Maroc . Le roi devra se prononcer sur le rapport de la commission d’enquête indépendante relatant les exactions commises entre 1956 et 1999.
Le 30 novembre, l’Instance équité et réconciliation (IER), mise en place par le roi Mohamed VI en novembre 2003 pour enquêter sur les violations des droits de l’homme entre 1956 et 1999, remettait son rapport au souverain marocain. Selon ce dernier, l’objectif est que « les Marocains se réconcilient avec eux-mêmes et avec leur histoire » et de tourner la page des années de plomb. Toutefois, il était fait obligation aux témoins de ne pas donner l’identité des responsables de ces exactions, dont certains occupent encore aujourd’hui des responsabilités dans les appareils de l’État.

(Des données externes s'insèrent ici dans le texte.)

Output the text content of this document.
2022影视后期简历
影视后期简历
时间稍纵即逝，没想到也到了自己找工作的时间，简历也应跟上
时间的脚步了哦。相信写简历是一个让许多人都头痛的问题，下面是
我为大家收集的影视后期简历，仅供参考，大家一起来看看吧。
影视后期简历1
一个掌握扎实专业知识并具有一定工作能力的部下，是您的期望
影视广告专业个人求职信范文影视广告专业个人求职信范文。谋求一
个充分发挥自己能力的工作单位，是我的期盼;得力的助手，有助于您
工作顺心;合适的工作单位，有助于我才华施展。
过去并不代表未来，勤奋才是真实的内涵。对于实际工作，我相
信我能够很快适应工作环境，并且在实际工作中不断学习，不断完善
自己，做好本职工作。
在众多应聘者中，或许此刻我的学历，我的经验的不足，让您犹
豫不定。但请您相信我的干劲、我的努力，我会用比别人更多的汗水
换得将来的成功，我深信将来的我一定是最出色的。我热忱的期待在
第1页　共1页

« Les graves violations des droits de l’homme commises entre 1956 et 1999 ne sont pas uniquement le fait d’une centaine d’individus », expliquait le 26 décembre 2004 au journal en ligne Naros Driss El-Yazimi, membre de l’IER et ancien vice-président de la FIDH. « Nous avons estimé, ajoutait-il, que la responsabilité institutionnelle primait la responsabilité individuelle. » Quant au président de l’IER, Driss Benzekri, cinquante et un ans, qui a passé seize ans en détention, il a indiqué dans un entretien au quotidien socialiste marocain Libération de jeudi, que l’objectif de ce rapport est de proposer « une stratégie de bonne gouvernance sécuritaire ». Dans ce sens, le rapport préconise « une stratégie nationale de lutte contre l’impunité par le biais de réformes juridiques et l’élaboration d’une véritable politique des droits de l’homme dans les secteurs de la justice, de la sécurité et du maintien de l’ordre ». Il demande à l’État de présenter ses excuses aux victimes. Car, selon Driss Benzekri, « la responsabilité de - l’État est établie et évidente dans les violations des droits de l’homme et rien ne peut l’excuser ».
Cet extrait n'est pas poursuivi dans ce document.